IDF intel officer testifies in NY on PA’s ‘revolving door policy’ for terrorists

Dozens of survivors of terrorist attacks may testify in a trial expected to last up to three months.

A bus burns where a car bomb exploded at Beit Lid junction near Netanya, September 9, 2001 (photo credit: REUTERS)
A bus burns where a car bomb exploded at Beit Lid junction near Netanya, September 9, 2001
(photo credit: REUTERS)
Lt.-Col. (res.) Alon Eviatar, who led 50 IDF intelligence officers in a unit focused on Palestinian terrorism, testified for the plaintiffs in the terrorism case against the Palestinian Authority in Manhattan federal court on Thursday.
The court and the plaintiffs explained to the jury that Eviatar, with 15 years specializing in Palestinian affairs, would cover what he called the PA’s “revolving door policy” in loudly arresting and then quietly releasing terrorists.

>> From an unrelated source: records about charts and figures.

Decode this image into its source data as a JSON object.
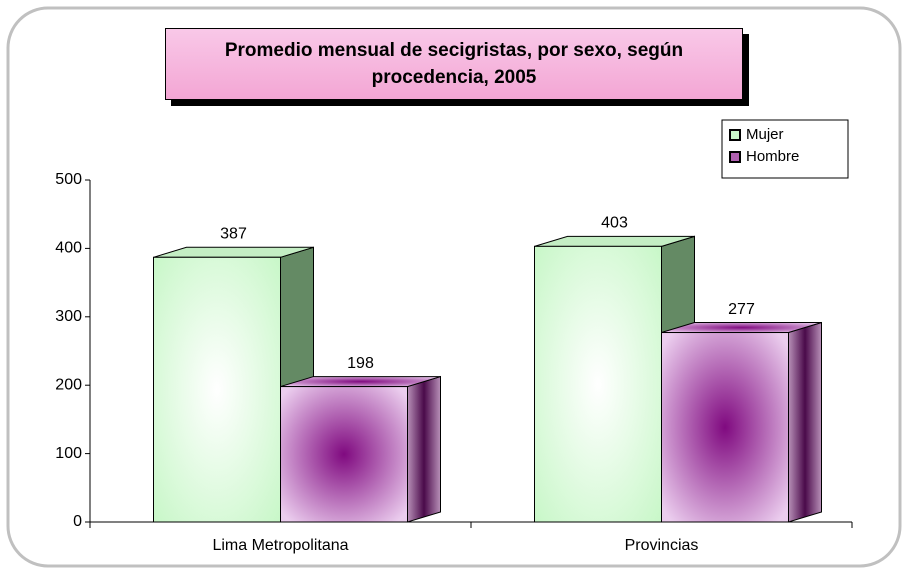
{
  "chart_data": {
    "type": "bar3d",
    "title": "Promedio mensual de secigristas, por sexo, según procedencia, 2005",
    "categories": [
      "Lima Metropolitana",
      "Provincias"
    ],
    "series": [
      {
        "name": "Mujer",
        "color": "#c8f7c8",
        "values": [
          387,
          403
        ]
      },
      {
        "name": "Hombre",
        "color": "#800a80",
        "values": [
          198,
          277
        ]
      }
    ],
    "ylim": [
      0,
      500
    ],
    "yticks": [
      0,
      100,
      200,
      300,
      400,
      500
    ],
    "grid": false,
    "legend": "top-right"
  }
}
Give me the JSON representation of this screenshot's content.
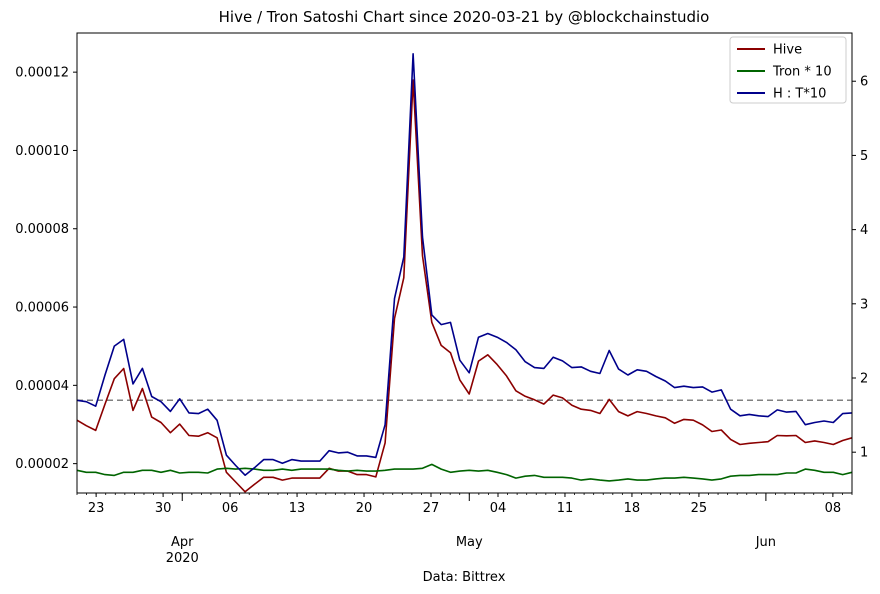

Eviatar discussed how he founded and served as head investigator of a unit specializing in the civilian affairs of Hamas in the West Bank. “We identified strong connections between the civil apparatus of Hamas and the terror apparatus of Hamas,” he said.
Dozens of survivors of terrorist attacks may testify in a trial expected to last up to three months.
The defense denies the allegations and says that any PA employees involved in terrorism acted on their own.
The former intelligence officer talked about the relationships between the PLO, the PA, Fatah, the Aksa Martyrs Brigades, and most important, between the PA and Hamas.
The defense raised strident objections to the plaintiff’s expert witness explaining the joint obligations of Israel and the PA to provide security set forth in the Oslo Accords.
“I move for a mistrial,” said defense counsel Mark Rochon.
He said he assumed the plaintiffs were going to introduce political issues into a personal injury trial.
US District Judge George G. Daniels overruled the defense’s objections, waving off the movement for a mistrial and explaining that the Oslo Accords were already in evidence.
A centerpiece of the plaintiffs’ case is that the PA supported Hamas terrorist attacks not only ideologically but also by providing weapons, money and logistical support.
Shurat Hadin – Israel Law Center director Nitsana Darshan- Leitner said, “Eviatar is testifying that the statements and terrorist attacks which were perpetrated by the employees of the Palestinian Authority were carried out to further the defendants’ official policy of using violence when the peace process stalled.”
Plaintiffs’ trial lawyer Kent Yalowitz said Eviatar’s testimony would show that the “official policies enacted by the PA into law” had “directly supported and encouraged the terror apparatus.”
The defendants continued an aggressive strategy of objecting regularly to the plaintiffs’ questions and evidence, likely to throw off the plaintiffs’ rhythm and to keep out various evidence on substantive grounds.
Earlier, the PA’s defense lawyers cross-examined another plaintiffs’ expert witness, Nick Kaufman, trying to minimize the importance of his testimony about IDF court judgments against PA employees by arguing that he had not been an IDF prosecutor, but an IDF judge, and had not been present for all of the cases he was discussing.